WARUNGPRING – Penguatan kualitas pendidikan berbasis literasi dan numerasi terus digalakkan secara intensif oleh jejaring sekolah penerima Bantuan Operasional Sekolah Kinerja (BOSKIN) terbaik. Setelah sukses digelar di SMP N 1 Moga pada 29 Agustus dan SMP Islam Modern Al-Faqih pada 5 September, kini giliran SMP IT Warungpring yang menjadi tuan rumah penyelenggaraan Bimbingan Teknis (Bimtek) Literasi dan Numerasi pada Sabtu, 12 September.
Kegiatan kolaboratif ini diikuti oleh jajaran pendidik dan perwakilan dari 6 sekolah penerima BOSKIN terbaik, yaitu:
- SMP IT Warungpring (Tuan Rumah)
- SMP N 1 Moga
- SMP Islam Modern Al-Faqih
- SMP Islam Moga
- SMP Islam Belik
- SMP Gombong
Pembukaan dan Sambutan
Rangkaian acara diawali dengan pembukaan resmi dari Kepala SMP IT Warungpring, Ibu Nyai Muhibah, S.Ag., yang pada kesempatan tersebut diwakilkan oleh Bapak Moch. Faisal Hidayat, M.Pd.
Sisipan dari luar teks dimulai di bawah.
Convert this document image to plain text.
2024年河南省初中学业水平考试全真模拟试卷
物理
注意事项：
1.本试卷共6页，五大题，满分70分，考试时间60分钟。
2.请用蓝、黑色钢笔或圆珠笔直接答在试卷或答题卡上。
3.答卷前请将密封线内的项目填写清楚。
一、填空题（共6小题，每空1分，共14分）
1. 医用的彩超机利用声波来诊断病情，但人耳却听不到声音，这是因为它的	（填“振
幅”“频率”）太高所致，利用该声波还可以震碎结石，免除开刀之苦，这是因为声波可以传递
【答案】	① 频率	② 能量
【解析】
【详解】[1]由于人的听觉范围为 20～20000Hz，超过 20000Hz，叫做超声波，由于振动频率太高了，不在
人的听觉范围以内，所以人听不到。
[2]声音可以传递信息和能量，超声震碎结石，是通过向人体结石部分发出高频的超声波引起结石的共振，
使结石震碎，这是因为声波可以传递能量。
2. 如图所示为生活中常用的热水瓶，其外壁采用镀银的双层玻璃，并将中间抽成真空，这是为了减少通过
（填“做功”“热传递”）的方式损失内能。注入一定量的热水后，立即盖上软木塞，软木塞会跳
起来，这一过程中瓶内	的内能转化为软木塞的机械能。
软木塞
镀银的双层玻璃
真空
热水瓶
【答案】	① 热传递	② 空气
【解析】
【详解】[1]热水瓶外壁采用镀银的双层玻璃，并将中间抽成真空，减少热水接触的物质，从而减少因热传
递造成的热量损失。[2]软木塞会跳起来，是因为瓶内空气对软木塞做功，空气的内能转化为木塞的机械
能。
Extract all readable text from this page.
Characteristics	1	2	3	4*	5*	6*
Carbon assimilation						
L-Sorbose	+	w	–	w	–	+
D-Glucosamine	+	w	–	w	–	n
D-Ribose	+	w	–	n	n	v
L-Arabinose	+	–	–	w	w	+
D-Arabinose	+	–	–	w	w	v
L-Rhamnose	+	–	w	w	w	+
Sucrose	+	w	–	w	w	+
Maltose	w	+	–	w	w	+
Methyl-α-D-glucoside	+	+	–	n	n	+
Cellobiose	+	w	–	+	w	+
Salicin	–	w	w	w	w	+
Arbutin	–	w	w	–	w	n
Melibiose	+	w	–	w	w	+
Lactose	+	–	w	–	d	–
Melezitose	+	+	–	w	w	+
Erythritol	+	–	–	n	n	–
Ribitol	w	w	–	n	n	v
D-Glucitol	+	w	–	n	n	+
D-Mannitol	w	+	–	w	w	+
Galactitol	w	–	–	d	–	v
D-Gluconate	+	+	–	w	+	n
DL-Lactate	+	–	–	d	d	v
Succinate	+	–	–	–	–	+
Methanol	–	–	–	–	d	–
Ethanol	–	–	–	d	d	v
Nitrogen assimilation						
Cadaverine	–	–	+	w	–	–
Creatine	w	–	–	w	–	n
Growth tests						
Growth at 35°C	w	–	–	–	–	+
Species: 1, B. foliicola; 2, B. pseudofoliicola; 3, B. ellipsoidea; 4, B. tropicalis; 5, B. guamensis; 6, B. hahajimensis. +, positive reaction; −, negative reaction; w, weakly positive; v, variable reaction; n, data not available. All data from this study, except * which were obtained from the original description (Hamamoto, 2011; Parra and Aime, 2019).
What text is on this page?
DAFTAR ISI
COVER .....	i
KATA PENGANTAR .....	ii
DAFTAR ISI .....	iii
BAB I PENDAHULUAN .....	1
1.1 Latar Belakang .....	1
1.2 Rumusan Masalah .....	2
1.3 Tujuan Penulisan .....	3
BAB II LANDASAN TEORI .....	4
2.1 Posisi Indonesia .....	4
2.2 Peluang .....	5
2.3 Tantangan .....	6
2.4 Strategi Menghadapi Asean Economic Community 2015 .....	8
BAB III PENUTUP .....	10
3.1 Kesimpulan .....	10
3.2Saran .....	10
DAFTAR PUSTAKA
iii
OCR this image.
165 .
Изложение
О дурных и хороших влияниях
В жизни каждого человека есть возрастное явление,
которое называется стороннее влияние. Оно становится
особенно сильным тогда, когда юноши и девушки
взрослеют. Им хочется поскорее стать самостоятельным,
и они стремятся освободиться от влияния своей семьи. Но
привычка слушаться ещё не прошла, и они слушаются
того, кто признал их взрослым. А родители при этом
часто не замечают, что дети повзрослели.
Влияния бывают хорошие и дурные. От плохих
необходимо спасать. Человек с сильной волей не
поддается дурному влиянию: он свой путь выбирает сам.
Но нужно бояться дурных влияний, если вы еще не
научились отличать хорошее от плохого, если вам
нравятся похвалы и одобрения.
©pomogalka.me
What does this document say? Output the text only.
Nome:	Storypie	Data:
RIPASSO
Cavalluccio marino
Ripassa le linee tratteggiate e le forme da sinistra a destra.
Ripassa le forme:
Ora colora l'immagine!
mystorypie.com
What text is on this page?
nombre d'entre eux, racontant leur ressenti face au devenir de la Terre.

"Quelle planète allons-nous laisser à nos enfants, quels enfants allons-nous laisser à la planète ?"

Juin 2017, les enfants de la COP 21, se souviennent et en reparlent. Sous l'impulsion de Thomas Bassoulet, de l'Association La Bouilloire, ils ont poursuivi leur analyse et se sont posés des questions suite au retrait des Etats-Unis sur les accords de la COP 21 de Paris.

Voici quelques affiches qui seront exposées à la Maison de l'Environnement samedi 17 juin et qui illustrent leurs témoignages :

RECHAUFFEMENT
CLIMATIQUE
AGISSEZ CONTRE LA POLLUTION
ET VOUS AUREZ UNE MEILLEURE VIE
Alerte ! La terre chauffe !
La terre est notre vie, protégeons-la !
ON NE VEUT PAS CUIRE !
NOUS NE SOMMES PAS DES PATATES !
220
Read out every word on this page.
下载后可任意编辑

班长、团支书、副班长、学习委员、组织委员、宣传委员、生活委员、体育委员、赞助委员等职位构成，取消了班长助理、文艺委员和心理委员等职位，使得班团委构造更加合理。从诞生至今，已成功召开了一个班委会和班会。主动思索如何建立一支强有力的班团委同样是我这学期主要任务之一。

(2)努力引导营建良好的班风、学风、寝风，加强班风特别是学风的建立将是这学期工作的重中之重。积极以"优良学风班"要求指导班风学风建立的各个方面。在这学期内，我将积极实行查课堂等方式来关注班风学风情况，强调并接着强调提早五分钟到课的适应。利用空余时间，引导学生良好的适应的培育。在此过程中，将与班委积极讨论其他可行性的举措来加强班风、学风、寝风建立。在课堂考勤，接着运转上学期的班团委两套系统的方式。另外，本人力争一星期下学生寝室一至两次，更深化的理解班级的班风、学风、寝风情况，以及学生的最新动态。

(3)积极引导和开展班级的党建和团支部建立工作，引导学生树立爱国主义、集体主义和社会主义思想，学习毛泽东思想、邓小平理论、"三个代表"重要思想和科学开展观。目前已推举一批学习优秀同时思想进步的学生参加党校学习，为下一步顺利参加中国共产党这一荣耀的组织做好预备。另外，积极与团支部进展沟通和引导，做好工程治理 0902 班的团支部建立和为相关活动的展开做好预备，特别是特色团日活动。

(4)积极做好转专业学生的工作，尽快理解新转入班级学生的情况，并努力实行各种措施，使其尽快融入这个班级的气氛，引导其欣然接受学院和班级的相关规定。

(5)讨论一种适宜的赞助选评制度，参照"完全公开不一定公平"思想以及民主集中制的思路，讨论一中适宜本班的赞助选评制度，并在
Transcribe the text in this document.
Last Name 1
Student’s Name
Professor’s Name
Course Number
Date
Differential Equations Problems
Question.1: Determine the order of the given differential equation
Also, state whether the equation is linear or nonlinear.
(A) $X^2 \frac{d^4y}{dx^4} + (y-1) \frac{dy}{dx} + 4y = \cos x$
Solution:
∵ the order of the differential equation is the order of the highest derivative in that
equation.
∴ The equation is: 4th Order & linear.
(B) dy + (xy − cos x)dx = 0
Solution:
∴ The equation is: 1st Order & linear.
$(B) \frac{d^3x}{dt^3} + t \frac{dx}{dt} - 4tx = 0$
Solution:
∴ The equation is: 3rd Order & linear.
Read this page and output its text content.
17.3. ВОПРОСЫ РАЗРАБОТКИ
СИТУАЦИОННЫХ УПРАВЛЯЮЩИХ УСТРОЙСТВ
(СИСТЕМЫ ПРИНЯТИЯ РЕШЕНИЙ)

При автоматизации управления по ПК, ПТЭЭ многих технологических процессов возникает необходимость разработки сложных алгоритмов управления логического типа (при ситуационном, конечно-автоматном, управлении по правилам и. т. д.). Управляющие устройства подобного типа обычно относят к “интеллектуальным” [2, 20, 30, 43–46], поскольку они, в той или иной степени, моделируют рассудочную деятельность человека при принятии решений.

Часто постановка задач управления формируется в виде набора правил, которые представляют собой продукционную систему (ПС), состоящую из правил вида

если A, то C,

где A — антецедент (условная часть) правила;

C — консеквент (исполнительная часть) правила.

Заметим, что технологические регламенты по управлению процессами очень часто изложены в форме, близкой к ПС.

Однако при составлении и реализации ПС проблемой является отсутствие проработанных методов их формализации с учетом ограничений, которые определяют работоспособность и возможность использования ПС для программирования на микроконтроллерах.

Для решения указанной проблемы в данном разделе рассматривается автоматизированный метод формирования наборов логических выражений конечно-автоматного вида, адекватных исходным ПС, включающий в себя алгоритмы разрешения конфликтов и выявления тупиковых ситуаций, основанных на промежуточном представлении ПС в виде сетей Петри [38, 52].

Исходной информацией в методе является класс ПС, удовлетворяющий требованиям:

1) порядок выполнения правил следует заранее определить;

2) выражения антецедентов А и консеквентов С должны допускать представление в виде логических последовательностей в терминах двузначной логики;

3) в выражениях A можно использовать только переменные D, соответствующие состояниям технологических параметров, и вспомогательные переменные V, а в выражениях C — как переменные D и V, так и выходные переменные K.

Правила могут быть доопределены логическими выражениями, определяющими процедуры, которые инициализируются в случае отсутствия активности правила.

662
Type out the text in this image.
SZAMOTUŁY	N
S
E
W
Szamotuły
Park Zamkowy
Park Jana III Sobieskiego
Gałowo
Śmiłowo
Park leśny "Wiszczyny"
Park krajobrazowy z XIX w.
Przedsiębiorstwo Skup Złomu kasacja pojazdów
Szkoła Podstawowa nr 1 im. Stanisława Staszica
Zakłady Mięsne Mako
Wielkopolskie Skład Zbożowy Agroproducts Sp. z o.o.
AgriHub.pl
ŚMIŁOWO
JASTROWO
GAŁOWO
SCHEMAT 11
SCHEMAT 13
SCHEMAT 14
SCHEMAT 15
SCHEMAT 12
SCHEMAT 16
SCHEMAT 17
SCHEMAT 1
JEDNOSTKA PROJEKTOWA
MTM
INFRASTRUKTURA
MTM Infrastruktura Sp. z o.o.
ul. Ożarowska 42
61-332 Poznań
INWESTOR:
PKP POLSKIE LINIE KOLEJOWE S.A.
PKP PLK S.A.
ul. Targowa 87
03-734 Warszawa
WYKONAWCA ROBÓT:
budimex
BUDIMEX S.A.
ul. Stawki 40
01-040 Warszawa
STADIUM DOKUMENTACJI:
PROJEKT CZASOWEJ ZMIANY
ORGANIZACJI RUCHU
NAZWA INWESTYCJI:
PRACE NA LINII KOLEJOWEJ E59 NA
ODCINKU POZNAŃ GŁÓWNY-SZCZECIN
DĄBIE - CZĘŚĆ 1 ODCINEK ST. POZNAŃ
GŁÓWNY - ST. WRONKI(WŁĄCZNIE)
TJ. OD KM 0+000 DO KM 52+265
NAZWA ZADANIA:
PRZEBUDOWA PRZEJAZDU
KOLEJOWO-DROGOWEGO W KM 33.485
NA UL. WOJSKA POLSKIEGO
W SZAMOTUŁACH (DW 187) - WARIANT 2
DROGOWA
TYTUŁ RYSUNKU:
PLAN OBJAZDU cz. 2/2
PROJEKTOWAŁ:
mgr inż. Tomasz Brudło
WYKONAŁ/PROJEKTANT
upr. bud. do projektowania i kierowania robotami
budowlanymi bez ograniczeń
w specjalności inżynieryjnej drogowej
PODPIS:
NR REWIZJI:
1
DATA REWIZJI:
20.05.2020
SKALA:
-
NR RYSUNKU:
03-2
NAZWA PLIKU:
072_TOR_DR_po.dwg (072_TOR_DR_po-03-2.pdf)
Dalam sambutannya, beliau menekankan pentingnya konsistensi dan sinergi antarsekolah untuk terus berinovasi dalam pembelajaran.
“Kegiatan bergilir ini menjadi wadah strategis bagi kita semua untuk saling berbagi praktik baik. Menjadi tuan rumah pada putaran 12 September ini merupakan kehormatan bagi SMP IT Warungpring untuk terus mempererat silaturahmi sekaligus meningkatkan mutu kompetensi pendidik,” ujar Moch. Faisal Hidayat, M.Pd.
Sambutan dilanjutkan oleh perwakilan pengurus BOSKIN, Ibu Dariyah, S.Pd., yang memberikan apresiasi atas komitmen seluruh sekolah peserta dalam mengawal ketercapaian program BOSKIN melalui peningkatan mutu literasi dan numerasi peserta didik.
Paparan Materi dan Dinamika Acara
Memasuki agenda inti, hadir sebagai narasumber utama Bapak Nur Zamrudin, S.Pd., M.A. Beliau menyampaikan materi mendalam mengenai penyusunan instrumen pembelajaran dan strategi pengintegrasian literasi-numerasi yang adaptif serta relevan dengan kebutuhan murid di kelas.
Suasana kegiatan berlangsung sangat meriah dan komunikatif. Untuk menjaga semangat serta mencairkan suasana, sesi pemaparan diselingi dengan berbagai ice breaking interaktif. Para peserta tidak hanya menerima teori, tetapi juga langsung berkolaborasi dalam pengerjaan tugas kelompok lintas sekolah. Acara kemudian ditutup dengan sesi presentasi hasil diskusi kelompok dan tanggapan langsung dari narasumber.